The remarkable story of La Liga’s Malaga continues as their financial turmoil off the pitch could threaten to end their heroics on it. After spending big and spending fast in an attempt to make the UEFA Champions League, a goal which was met, the rug could be pulled out from under their feet.

Malaga are one of nine European clubs which could be facing some further punishment from UEFA. The governing body is looking to tighten its grip on clubs across Europe who have to yet to meet financial requirements. Sixteen of the twenty three clubs originally targeted by UEFA had the suspension of prize monies lifted because of having settled issues of being in arrears with tax, staff or other clubs.

But for Malaga, the situation is still problematic because of the Financial Fair Play regulations being installed by UEFA. The legislation was drawn up to ensure that member clubs would all be able to balance their books, and if regulations were not met, then punishment could be handed out. Along with an embargo on winning prize money, a bigger sanction could fall on clubs because expulsion from European club competitions could be enforced from 2014-15 if losses are not reined in. This is the position that Malaga, along with Arsenal Kiev of the Ukraine, Lech Poznan from Poland, Croatia’s Hajduk Split, Romania’s Rapid and Dinamo Bucharest, and Serbia’s Vojvodina and Partizan Belgrade are all in.
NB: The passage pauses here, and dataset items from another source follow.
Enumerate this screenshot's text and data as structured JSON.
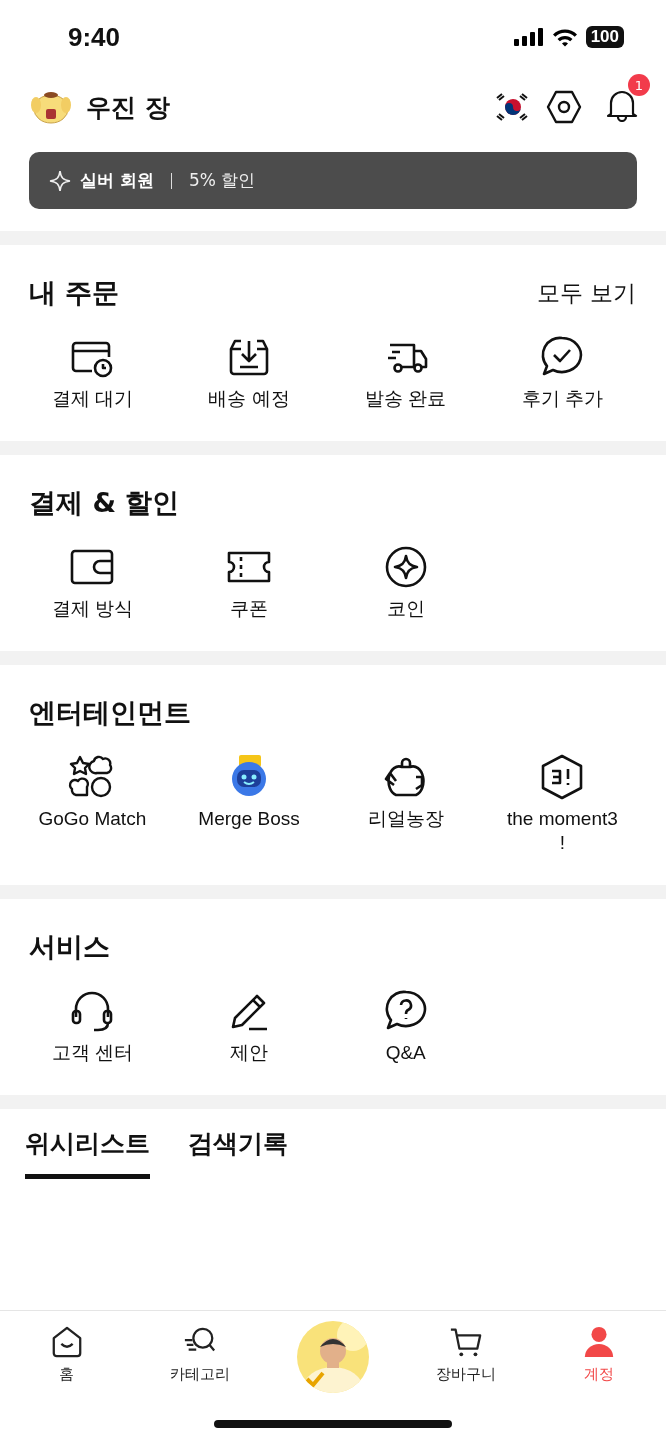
{
  "status_bar": {
    "time": "9:40",
    "battery": "100"
  },
  "header": {
    "name": "우진 장",
    "notifications": "1"
  },
  "membership": {
    "tier": "실버 회원",
    "discount": "5% 할인"
  },
  "sections": [
    {
      "title": "내 주문",
      "action": "모두 보기",
      "items": [
        {
          "label": "결제 대기"
        },
        {
          "label": "배송 예정"
        },
        {
          "label": "발송 완료"
        },
        {
          "label": "후기 추가"
        }
      ]
    },
    {
      "title": "결제 & 할인",
      "items": [
        {
          "label": "결제 방식"
        },
        {
          "label": "쿠폰"
        },
        {
          "label": "코인"
        }
      ]
    },
    {
      "title": "엔터테인먼트",
      "items": [
        {
          "label": "GoGo Match"
        },
        {
          "label": "Merge Boss"
        },
        {
          "label": "리얼농장"
        },
        {
          "label": "the moment3 !"
        }
      ]
    },
    {
      "title": "서비스",
      "items": [
        {
          "label": "고객 센터"
        },
        {
          "label": "제안"
        },
        {
          "label": "Q&A"
        }
      ]
    }
  ],
  "tabs": [
    {
      "label": "위시리스트",
      "selected": true
    },
    {
      "label": "검색기록",
      "selected": false
    }
  ],
  "nav": [
    {
      "label": "홈",
      "selected": false
    },
    {
      "label": "카테고리",
      "selected": false
    },
    {
      "kind": "picture"
    },
    {
      "label": "장바구니",
      "selected": false
    },
    {
      "label": "계정",
      "selected": true
    }
  ]
}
Although Malaga officials have stated that they are working hard to settle their debts owed in order get a green light from UEFA, there is a bigger sword hanging over their heads than the other clubs still in the firing line. The case of the Spaniards has gone to an adjudicatory chamber at UEFA and now Malaga could be staring down the barrel of being expelled from their current European competition, the Champions League. With Malaga topping their group, going unbeaten in their first ever foray into the competition, it would be a bitter blow to bow out in this manner.

But the case of Malaga fires stern warning shots across the bows of other clubs in the competition. Reckless spending is no longer an option. Current reigning European champions Chelsea, from the English Premier League, find themselves free of the financial stresses only because of their success in the tournament last season. They have been the model of rapid, heavy investments in trying to claim the trophy over the course of a decade.

While Chelsea were able to live with debts before the UEFA Financial Fair Play was announced, Malaga are the first big guns in the crosshairs. So where did it all go wrong for them? They took the quick, big spending approach to achieve their goal of making the Champions League, an approach which worked as they finished third in La Liga last season. However, just one summer after all of their heavy investments, the problems started mounting. Players and staff weren’t paid on time and the club had to sell a lot of their star players to try and survive financially. It all went wrong very quickly for the Spaniards.

Remarkably, their performances on the pitch, under the management of Manuel Pellegrini has seen them maintain their position as a top six club in Spain. Pellegrini has gelled together the resources that he was forced to be left with and has continued to get performances out of them. Their swashbuckling Champions League foray has been one of the highlights of their season, but cracks are starting to appear on the domestic front. After losing just one of their first nine league matches this season, they have lost three of their last five, winning just one of their last six in the Spanish top flight.

So maybe the season will take its toll on Malaga and their financial situation may end up crippling them, not being able to strengthen their depleted squad. Maybe that is why they have left everything on the pitch in Europe. It is a desperate effort to make every moment count in Europe’s top club competition, because once that slips away,it may be a very long way back for them.